The Federal Reserve met on March 20 and 21.  Minutes of the meeting reveal an increasing concern about rising inflation.

At that meeting all of the Fed policymakers were in agreement. Inflation is on the rise.

As measured by the Consumer Price Index, year-over-year inflation in the U.S. rose by more than 2% in every month from September through February. The same is true of inflation measured by the Producer Price Index.  Furthermore, the PPI exceeded 4% in November. These are the most recent numbers available.

“All participants agreed that the outlook for the economy beyond the current quarter haw strengthened.  In addition, all participants expected inflation on a 12-month basis to move up in coming months.”

Because the economy and inflation have strengthened, the Fed has upped the schedule for interest rate hikes.  It sees at least another two hikes this year.  In addition, quarterly forecasts at the last meeting showed more officials than in December were supportive of three more hikes in 2018.

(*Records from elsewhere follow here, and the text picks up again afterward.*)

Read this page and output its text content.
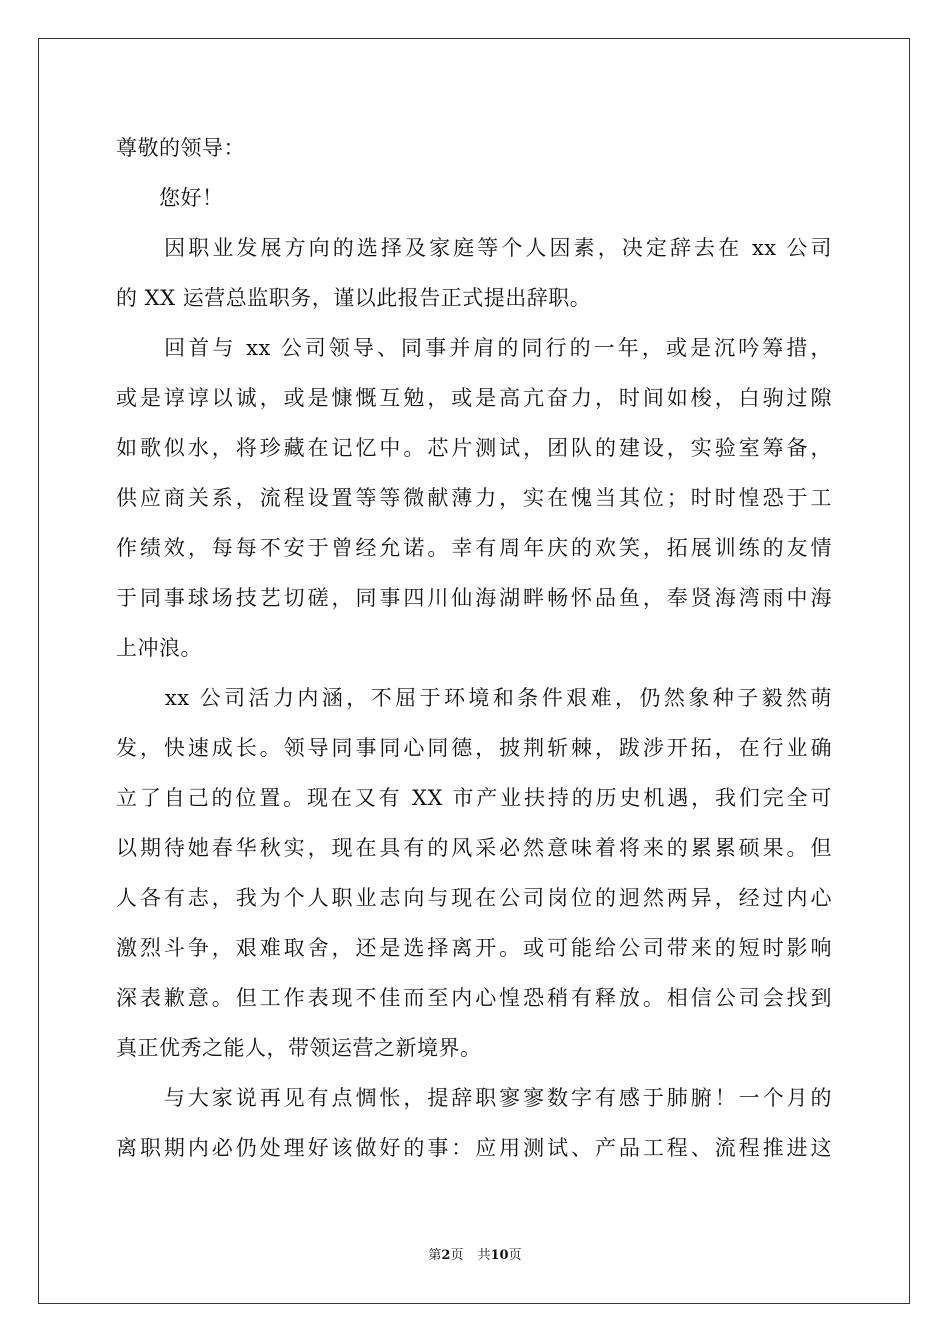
尊敬的领导：
　　您好！
　　因职业发展方向的选择及家庭等个人因素，决定辞去在 xx 公司
的 XX 运营总监职务，谨以此报告正式提出辞职。
　　回首与 xx 公司领导、同事并肩的同行的一年，或是沉吟筹措，
或是谆谆以诚，或是慷慨互勉，或是高亢奋力，时间如梭，白驹过隙
如歌似水，将珍藏在记忆中。芯片测试，团队的建设，实验室筹备，
供应商关系，流程设置等等微献薄力，实在愧当其位；时时惶恐于工
作绩效，每每不安于曾经允诺。幸有周年庆的欢笑，拓展训练的友情
于同事球场技艺切磋，同事四川仙海湖畔畅怀品鱼，奉贤海湾雨中海
上冲浪。
　　xx 公司活力内涵，不屈于环境和条件艰难，仍然象种子毅然萌
发，快速成长。领导同事同心同德，披荆斩棘，跋涉开拓，在行业确
立了自己的位置。现在又有 XX 市产业扶持的历史机遇，我们完全可
以期待她春华秋实，现在具有的风采必然意味着将来的累累硕果。但
人各有志，我为个人职业志向与现在公司岗位的迥然两异，经过内心
激烈斗争，艰难取舍，还是选择离开。或可能给公司带来的短时影响
深表歉意。但工作表现不佳而至内心惶恐稍有释放。相信公司会找到
真正优秀之能人，带领运营之新境界。
　　与大家说再见有点惆怅，提辞职寥寥数字有感于肺腑！一个月的
离职期内必仍处理好该做好的事：应用测试、产品工程、流程推进这
第2页 共10页
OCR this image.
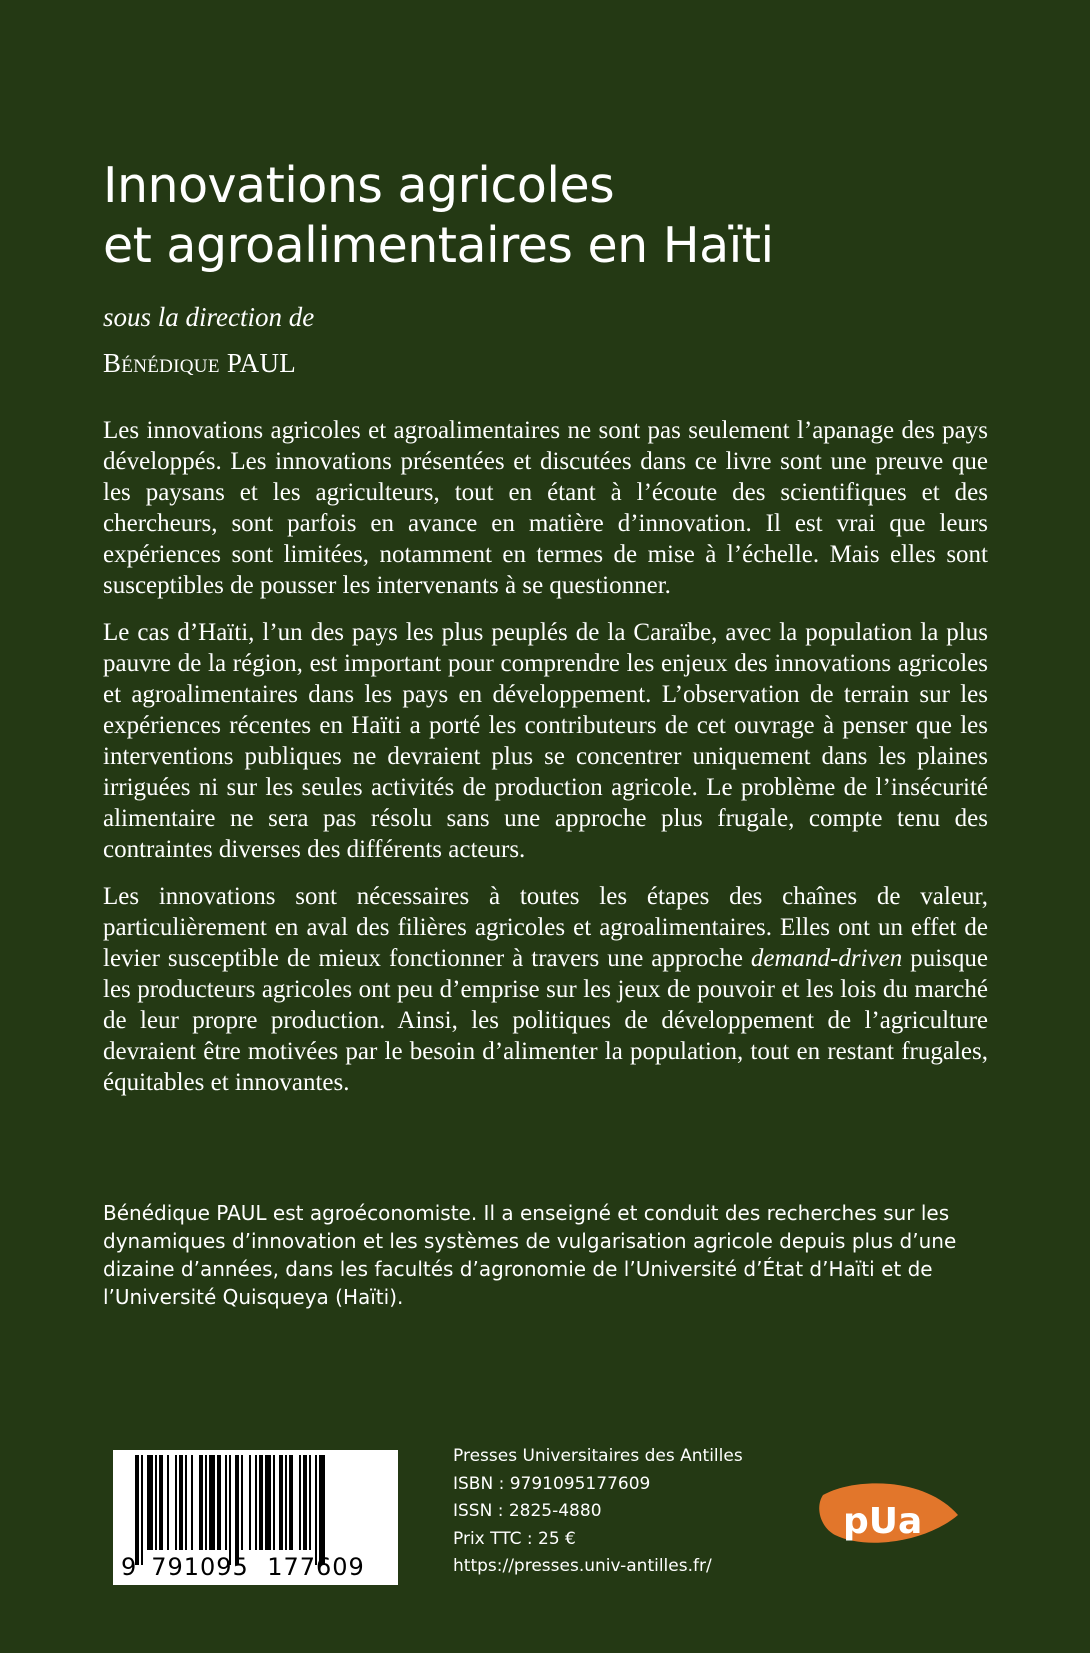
Innovations agricoles
et agroalimentaires en Haïti
sous la direction de
Bénédique PAUL

Les innovations agricoles et agroalimentaires ne sont pas seulement l’apanage des pays développés. Les innovations présentées et discutées dans ce livre sont une preuve que les paysans et les agriculteurs, tout en étant à l’écoute des scientifiques et des chercheurs, sont parfois en avance en matière d’innovation. Il est vrai que leurs expériences sont limitées, notamment en termes de mise à l’échelle. Mais elles sont susceptibles de pousser les intervenants à se questionner.

Le cas d’Haïti, l’un des pays les plus peuplés de la Caraïbe, avec la population la plus pauvre de la région, est important pour comprendre les enjeux des innovations agricoles et agroalimentaires dans les pays en développement. L’observation de terrain sur les expériences récentes en Haïti a porté les contributeurs de cet ouvrage à penser que les interventions publiques ne devraient plus se concentrer uniquement dans les plaines irriguées ni sur les seules activités de production agricole. Le problème de l’insécurité alimentaire ne sera pas résolu sans une approche plus frugale, compte tenu des contraintes diverses des différents acteurs.

Les innovations sont nécessaires à toutes les étapes des chaînes de valeur, particulièrement en aval des filières agricoles et agroalimentaires. Elles ont un effet de levier susceptible de mieux fonctionner à travers une approche demand-driven puisque les producteurs agricoles ont peu d’emprise sur les jeux de pouvoir et les lois du marché de leur propre production. Ainsi, les politiques de développement de l’agriculture devraient être motivées par le besoin d’alimenter la population, tout en restant frugales, équitables et innovantes.

Bénédique PAUL est agroéconomiste. Il a enseigné et conduit des recherches sur les dynamiques d’innovation et les systèmes de vulgarisation agricole depuis plus d’une dizaine d’années, dans les facultés d’agronomie de l’Université d’État d’Haïti et de l’Université Quisqueya (Haïti).
9 791095 177609
Presses Universitaires des Antilles
ISBN : 9791095177609
ISSN : 2825-4880
Prix TTC : 25 €
https://presses.univ-antilles.fr/
pUa
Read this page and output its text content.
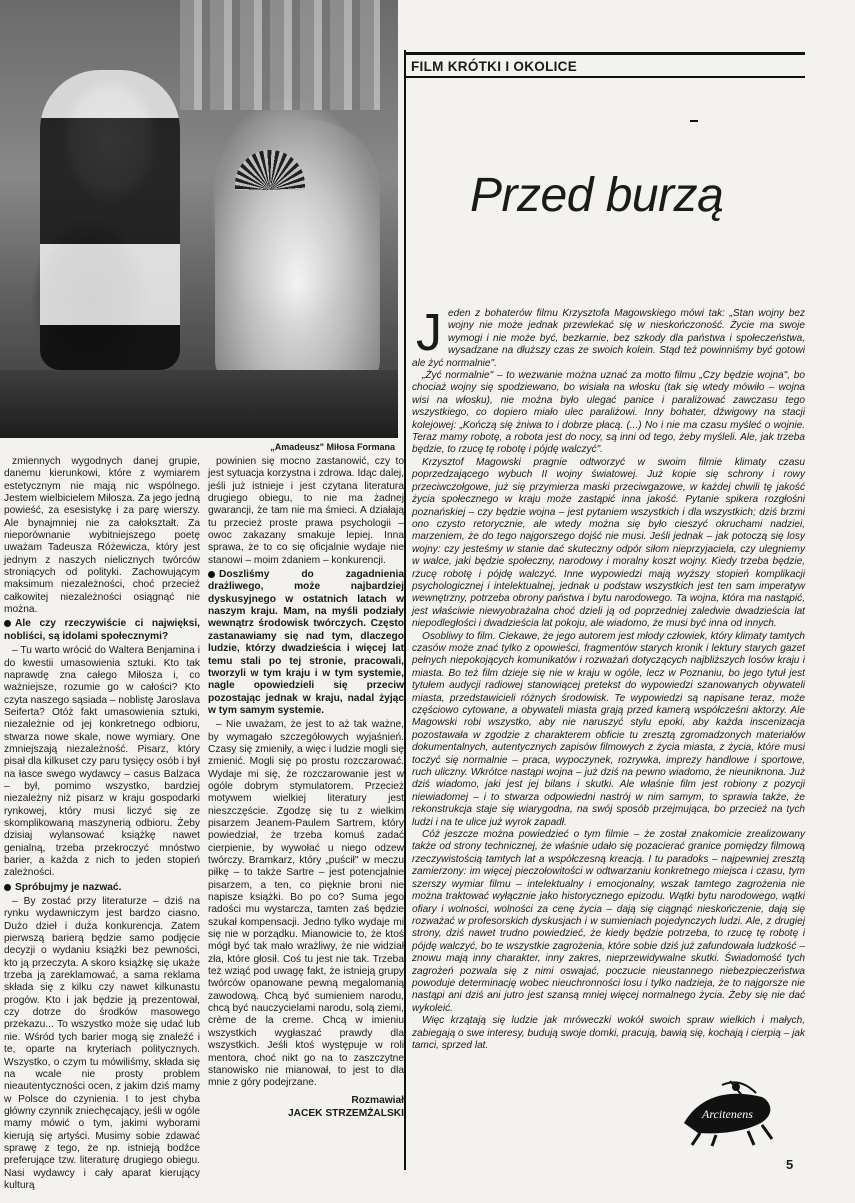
„Amadeusz" Miłosa Formana
FILM KRÓTKI I OKOLICE
Przed burzą

Jeden z bohaterów filmu Krzysztofa Magowskiego mówi tak: „Stan wojny bez wojny nie może jednak przewlekać się w nieskończoność. Życie ma swoje wymogi i nie może być, bezkarnie, bez szkody dla państwa i społeczeństwa, wysadzane na dłuższy czas ze swoich kolein. Stąd też powinniśmy być gotowi ale żyć normalnie".

„Żyć normalnie" – to wezwanie można uznać za motto filmu „Czy będzie wojna", bo chociaż wojny się spodziewano, bo wisiała na włosku (tak się wtedy mówiło – wojna wisi na włosku), nie można było ulegać panice i paraliżować zawczasu tego wszystkiego, co dopiero miało ulec paraliżowi. Inny bohater, dźwigowy na stacji kolejowej: „Kończą się żniwa to i dobrze płacą. (...) No i nie ma czasu myśleć o wojnie. Teraz mamy robotę, a robota jest do nocy, są inni od tego, żeby myśleli. Ale, jak trzeba będzie, to rzucę tę robotę i pójdę walczyć".

Krzysztof Magowski pragnie odtworzyć w swoim filmie klimaty czasu poprzedzającego wybuch II wojny światowej. Już kopie się schrony i rowy przeciwczołgowe, już się przymierza maski przeciwgazowe, w każdej chwili tę jakość życia społecznego w kraju może zastąpić inna jakość. Pytanie spikera rozgłośni poznańskiej – czy będzie wojna – jest pytaniem wszystkich i dla wszystkich; dziś brzmi ono czysto retorycznie, ale wtedy można się było cieszyć okruchami nadziei, marzeniem, że do tego najgorszego dojść nie musi. Jeśli jednak – jak potoczą się losy wojny: czy jesteśmy w stanie dać skuteczny odpór siłom nieprzyjaciela, czy ulegniemy w walce, jaki będzie społeczny, narodowy i moralny koszt wojny. Kiedy trzeba będzie, rzucę robotę i pójdę walczyć. Inne wypowiedzi mają wyższy stopień komplikacji psychologicznej i intelektualnej, jednak u podstaw wszystkich jest ten sam imperatyw wewnętrzny, potrzeba obrony państwa i bytu narodowego. Ta wojna, która ma nastąpić, jest właściwie niewyobrażalna choć dzieli ją od poprzedniej zaledwie dwadzieścia lat niepodległości i dwadzieścia lat pokoju, ale wiadomo, że musi być inna od innych.

Osobliwy to film. Ciekawe, że jego autorem jest młody człowiek, który klimaty tamtych czasów może znać tylko z opowieści, fragmentów starych kronik i lektury starych gazet pełnych niepokojących komunikatów i rozważań dotyczących najbliższych losów kraju i miasta. Bo też film dzieje się nie w kraju w ogóle, lecz w Poznaniu, bo jego tytuł jest tytułem audycji radiowej stanowiącej pretekst do wypowiedzi szanowanych obywateli miasta, przedstawicieli różnych środowisk. Te wypowiedzi są napisane teraz, może częściowo cytowane, a obywateli miasta grają przed kamerą współcześni aktorzy. Ale Magowski robi wszystko, aby nie naruszyć stylu epoki, aby każda inscenizacja pozostawała w zgodzie z charakterem obficie tu zresztą zgromadzonych materiałów dokumentalnych, autentycznych zapisów filmowych z życia miasta, z życia, które musi toczyć się normalnie – praca, wypoczynek, rozrywka, imprezy handlowe i sportowe, ruch uliczny. Wkrótce nastąpi wojna – już dziś na pewno wiadomo, że nieuniknona. Już dziś wiadomo, jaki jest jej bilans i skutki. Ale właśnie film jest robiony z pozycji niewiadomej – i to stwarza odpowiedni nastrój w nim samym, to sprawia także, że rekonstrukcja staje się wiarygodna, na swój sposób przejmująca, bo przecież na tych ludzi i na te ulice już wyrok zapadł.

Cóż jeszcze można powiedzieć o tym filmie – że został znakomicie zrealizowany także od strony technicznej, że właśnie udało się pozacierać granice pomiędzy filmową rzeczywistością tamtych lat a współczesną kreacją. I tu paradoks – najpewniej zresztą zamierzony: im więcej pieczołowitości w odtwarzaniu konkretnego miejsca i czasu, tym szerszy wymiar filmu – intelektualny i emocjonalny, wszak tamtego zagrożenia nie można traktować wyłącznie jako historycznego epizodu. Wątki bytu narodowego, wątki ofiary i wolności, wolności za cenę życia – dają się ciągnąć nieskończenie, dają się rozważać w profesorskich dyskusjach i w sumieniach pojedynczych ludzi. Ale, z drugiej strony, dziś nawet trudno powiedzieć, że kiedy będzie potrzeba, to rzucę tę robotę i pójdę walczyć, bo te wszystkie zagrożenia, które sobie dziś już zafundowała ludzkość – znowu mają inny charakter, inny zakres, nieprzewidywalne skutki. Świadomość tych zagrożeń pozwala się z nimi oswajać, poczucie nieustannego niebezpieczeństwa powoduje determinację wobec nieuchronności losu i tylko nadzieja, że to najgorsze nie nastąpi ani dziś ani jutro jest szansą mniej więcej normalnego życia. Żeby się nie dać wykoleić.

Więc krzątają się ludzie jak mróweczki wokół swoich spraw wielkich i małych, zabiegają o swe interesy, budują swoje domki, pracują, bawią się, kochają i cierpią – jak tamci, sprzed lat.

zmiennych wygodnych danej grupie, danemu kierunkowi, które z wymiarem estetycznym nie mają nic wspólnego. Jestem wielbicielem Miłosza. Za jego jedną powieść, za esesistykę i za parę wierszy. Ale bynajmniej nie za całokształt. Za nieporównanie wybitniejszego poetę uważam Tadeusza Różewicza, który jest jednym z naszych nielicznych twórców stroniących od polityki. Zachowującym maksimum niezależności, choć przecież całkowitej niezależności osiągnąć nie można.

Ale czy rzeczywiście ci najwięksi, nobliści, są idolami społecznymi?

– Tu warto wrócić do Waltera Benjamina i do kwestii umasowienia sztuki. Kto tak naprawdę zna całego Miłosza i, co ważniejsze, rozumie go w całości? Kto czyta naszego sąsiada – noblistę Jaroslava Seiferta? Otóż fakt umasowienia sztuki, niezależnie od jej konkretnego odbioru, stwarza nowe skale, nowe wymiary. One zmniejszają niezależność. Pisarz, który pisał dla kilkuset czy paru tysięcy osób i był na łasce swego wydawcy – casus Balzaca – był, pomimo wszystko, bardziej niezależny niż pisarz w kraju gospodarki rynkowej, który musi liczyć się ze skomplikowaną maszynerią odbioru. Żeby dzisiaj wylansować książkę nawet genialną, trzeba przekroczyć mnóstwo barier, a każda z nich to jeden stopień zależności.

Spróbujmy je nazwać.

– By zostać przy literaturze – dziś na rynku wydawniczym jest bardzo ciasno. Dużo dzieł i duża konkurencja. Zatem pierwszą barierą będzie samo podjęcie decyzji o wydaniu książki bez pewności, kto ją przeczyta. A skoro książkę się ukaże trzeba ją zareklamować, a sama reklama składa się z kilku czy nawet kilkunastu progów. Kto i jak będzie ją prezentował, czy dotrze do środków masowego przekazu... To wszystko może się udać lub nie. Wśród tych barier mogą się znaleźć i te, oparte na kryteriach politycznych. Wszystko, o czym tu mówiliśmy, składa się na wcale nie prosty problem nieautentyczności ocen, z jakim dziś mamy w Polsce do czynienia. I to jest chyba główny czynnik zniechęcający, jeśli w ogóle mamy mówić o tym, jakimi wyborami kierują się artyści. Musimy sobie zdawać sprawę z tego, że np. istnieją bodźce preferujące tzw. literaturę drugiego obiegu. Nasi wydawcy i cały aparat kierujący kulturą

powinien się mocno zastanowić, czy to jest sytuacja korzystna i zdrowa. Idąc dalej, jeśli już istnieje i jest czytana literatura drugiego obiegu, to nie ma żadnej gwarancji, że tam nie ma śmieci. A działają tu przecież proste prawa psychologii – owoc zakazany smakuje lepiej. Inna sprawa, że to co się oficjalnie wydaje nie stanowi – moim zdaniem – konkurencji.

Doszliśmy do zagadnienia drażliwego, może najbardziej dyskusyjnego w ostatnich latach w naszym kraju. Mam, na myśli podziały wewnątrz środowisk twórczych. Często zastanawiamy się nad tym, dlaczego ludzie, którzy dwadzieścia i więcej lat temu stali po tej stronie, pracowali, tworzyli w tym kraju i w tym systemie, nagle opowiedzieli się przeciw pozostając jednak w kraju, nadal żyjąc w tym samym systemie.

– Nie uważam, że jest to aż tak ważne, by wymagało szczegółowych wyjaśnień. Czasy się zmieniły, a więc i ludzie mogli się zmienić. Mogli się po prostu rozczarować. Wydaje mi się, że rozczarowanie jest w ogóle dobrym stymulatorem. Przecież motywem wielkiej literatury jest nieszczęście. Zgodzę się tu z wielkim pisarzem Jeanem-Paulem Sartrem, który powiedział, że trzeba komuś zadać cierpienie, by wywołać u niego odzew twórczy. Bramkarz, który „puścił" w meczu piłkę – to także Sartre – jest potencjalnie pisarzem, a ten, co pięknie broni nie napisze książki. Bo po co? Suma jego radości mu wystarcza, tamten zaś będzie szukał kompensacji. Jedno tylko wydaje mi się nie w porządku. Mianowicie to, że ktoś mógł być tak mało wrażliwy, że nie widział zła, które głosił. Coś tu jest nie tak. Trzeba też wziąć pod uwagę fakt, że istnieją grupy twórców opanowane pewną megalomanią zawodową. Chcą być sumieniem narodu, chcą być nauczycielami narodu, solą ziemi, crème de la creme. Chcą w imieniu wszystkich wygłaszać prawdy dla wszystkich. Jeśli ktoś występuje w roli mentora, choć nikt go na to zaszczytne stanowisko nie mianował, to jest to dla mnie z góry podejrzane.

Rozmawiał
JACEK STRZEMŻALSKI	Arcitenens
5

Meanwhile, the meeting minutes showed that already some Fed officials worried the central bank would have to move faster than previously expected.

A number said the outlook for the economy and inflation could lead to a slightly steeper path of rate increases over the next few years.  Furthermore, some even suggested that at a given point the Fed might have to move to a neutral or “restraining factor” for economic activity.

Fed Reserve Chairman Jerome Powell sounded a cautious, if slightly misleading, tone.  Powell told reporters last month that there were no signs that inflation is accelerating.  Fresh data Wednesday showed Powell’s assertion is still correct, but just barely.  It is technically correct that inflation is not “accelerating.”  Nevertheless, it definitely is “simmering.”  This according to Sal Guatieri, senior economist at BMO Capital Markets.

Earlier the Fed had projected inflation would reach 2% by 2019.  Now it appears that this level of inflation has been reached much earlier than expected.

Almost all Wall Street economists think the CPI data show further rate hikes are appropriate.  Furthermore, many see the Fed moving rates up four times this year.  This would be a slightly faster pace than the three moves the Fed had penciled in.